Cuando me aburrí, fui a ver al anciano que estaba en la cama del otro lado de la cortina. Casi
siempre dormía y cuando estaba despierto le temblaban las manos. Le enseñé el bolígrafo. Le dije
que escribía sin gravedad, pero no me entendió. Traté de explicárselo otra vez, pero seguía sin
enterarse. Al fin dije:
—Es para que lo use cuando vaya al espacio.
Él asintió con la cabeza y cerró los ojos.
3. EL HOMBRE QUE NO PUDO ESCAPAR A LA GRAVEDAD
Entonces mi padre murió y yo puse el bolígrafo en un cajón. Pasaron años y, cuando cumplí
los once, empecé a escribirme con una chica rusa. Organizaba la correspondencia la sección local
de la Hadassah, a través de la Escuela Hebrea. En un principio teníamos que escribir a los judíos
rusos recién llegados a Israel, pero el proyecto fracasó y se decidió que nos escribiéramos con
judíos rusos en general. En Sukkot enviamos a nuestros corresponsales un etrog con las primeras
cartas. Mi rusa se llamaba Tatiana. Vivía en San Petersburgo, cerca del Campo de Marte. A mí
me gustaba pensar que vivía en el espacio exterior. El inglés de Tatiana no era muy bueno y a
veces yo no entendía sus cartas. Pero las esperaba con ilusión. «Mi padre ser matemático», meescribió. «Mi padre podía sobrevivir en el desierto», escribí yo. Por cada carta que recibía de ella
yo le enviaba dos. «¿Tienes perro? ¿Cuántas personas utilizan el cuarto de baño de tu casa?
¿Tienes algo que perteneciera al zar?» Un día recibí una carta en la que Tatiana me preguntaba si
había estado en Sears Roebuck. Al pie había una posdata: «Chico de mi clase ido a Nueva York.
Quizá tú querer escribir porque él conoce nadie.» No volví a saber de ella.
4. YO EXPLORABA OTRAS FORMAS DE VIDA
—¿Dónde está Brighton Beach? —pregunté.
—En Inglaterra —me respondió mi madre, buscando en los armarios de la cocina algo que
había extraviado.
—Me refiero al de Nueva York.
—Cerca de Coney Island, supongo.
—¿A qué distancia está Coney Island?
—A una media hora, quizá.
—¿En coche o a pie? —pregunté.
—Se puede ir en metro.
—¿Cuántas estaciones?
—No lo sé. ¿Por qué te interesa tanto Brighton Beach?
—Tengo un amigo que vive allí. Se llama Misha y es ruso —dije con admiración.
—¿Sólo ruso? —preguntó mi madre desde dentro del armario debajo del fregadero.
—¿Qué quiere decir sólo ruso?
Ella se puso de pie y se volvió.
—Nada —dijo mirándome con la cara que pone a veces cuando acaba de ocurrírsele algo
asombroso y fascinador—. Es que tú, por ejemplo, eres una cuarta parte rusa, una cuarta parte
húngara, una cuarta parte polaca y una cuarta parte alemana.

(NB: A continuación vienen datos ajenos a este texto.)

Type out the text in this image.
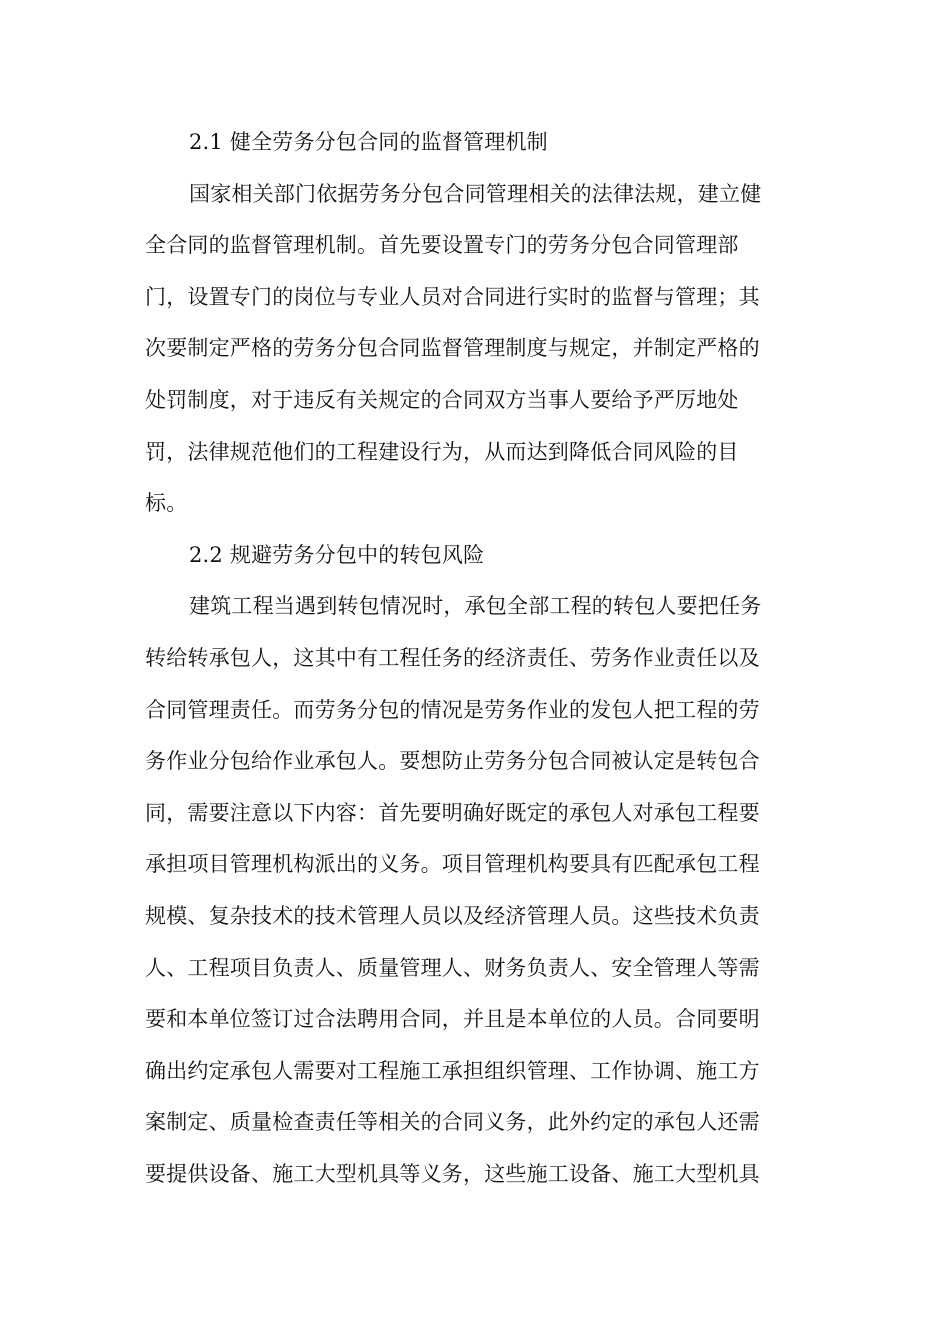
2.1 健全劳务分包合同的监督管理机制

国家相关部门依据劳务分包合同管理相关的法律法规，建立健
全合同的监督管理机制。首先要设置专门的劳务分包合同管理部
门，设置专门的岗位与专业人员对合同进行实时的监督与管理；其
次要制定严格的劳务分包合同监督管理制度与规定，并制定严格的
处罚制度，对于违反有关规定的合同双方当事人要给予严厉地处
罚，法律规范他们的工程建设行为，从而达到降低合同风险的目
标。

2.2 规避劳务分包中的转包风险

建筑工程当遇到转包情况时，承包全部工程的转包人要把任务
转给转承包人，这其中有工程任务的经济责任、劳务作业责任以及
合同管理责任。而劳务分包的情况是劳务作业的发包人把工程的劳
务作业分包给作业承包人。要想防止劳务分包合同被认定是转包合
同，需要注意以下内容：首先要明确好既定的承包人对承包工程要
承担项目管理机构派出的义务。项目管理机构要具有匹配承包工程
规模、复杂技术的技术管理人员以及经济管理人员。这些技术负责
人、工程项目负责人、质量管理人、财务负责人、安全管理人等需
要和本单位签订过合法聘用合同，并且是本单位的人员。合同要明
确出约定承包人需要对工程施工承担组织管理、工作协调、施工方
案制定、质量检查责任等相关的合同义务，此外约定的承包人还需
要提供设备、施工大型机具等义务，这些施工设备、施工大型机具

No respondí. Ella abrió un cajón y luego lo cerró.
—En realidad —añadió—, podría decirse que eres tres cuartas partes polaca y una cuarta parte
húngara, porque los padres de Bubbe eran polacos que fueron a vivir a Núremberg y la ciudad de
la abuela Sasha estaba en Bielorrusia, Rusia Blanca, antes de pasar a ser de Polonia.
Abrió otro cajón repleto de bolsas de plástico y se puso a revolver en ellas. Di media vuelta
para marcharme.
—Pensándolo mejor —dijo entonces—, también puede decirse que eres tres cuartas partes
polaca y una cuarta parte checa, porque la ciudad de la que procedía Zeyde estaba en Hungría
antes de mil novecientos dieciocho y en Checoslovaquia después, aunque los húngaros seguían
considerándose húngaros, y volvieron a ser húngaros durante la Segunda Guerra Mundial, aunque
por poco tiempo. Claro que también podrías decir, sencillamente, que eres medio polaca, una
cuarta parte húngara y una cuarta parte inglesa, ya que el abuelo Simon salió de Polonia para ir a
Inglaterra a los nueve años.
Arrancó una hoja del bloc del teléfono y se puso a escribir muy decidida. Estuvo más de un
minuto arañando el papel con el bolígrafo.
—¡Mira! —dijo acercándome la hoja para que pudiera verla—. En realidad, puedes hacer
dieciséis combinaciones diferentes, ¡y todas auténticas!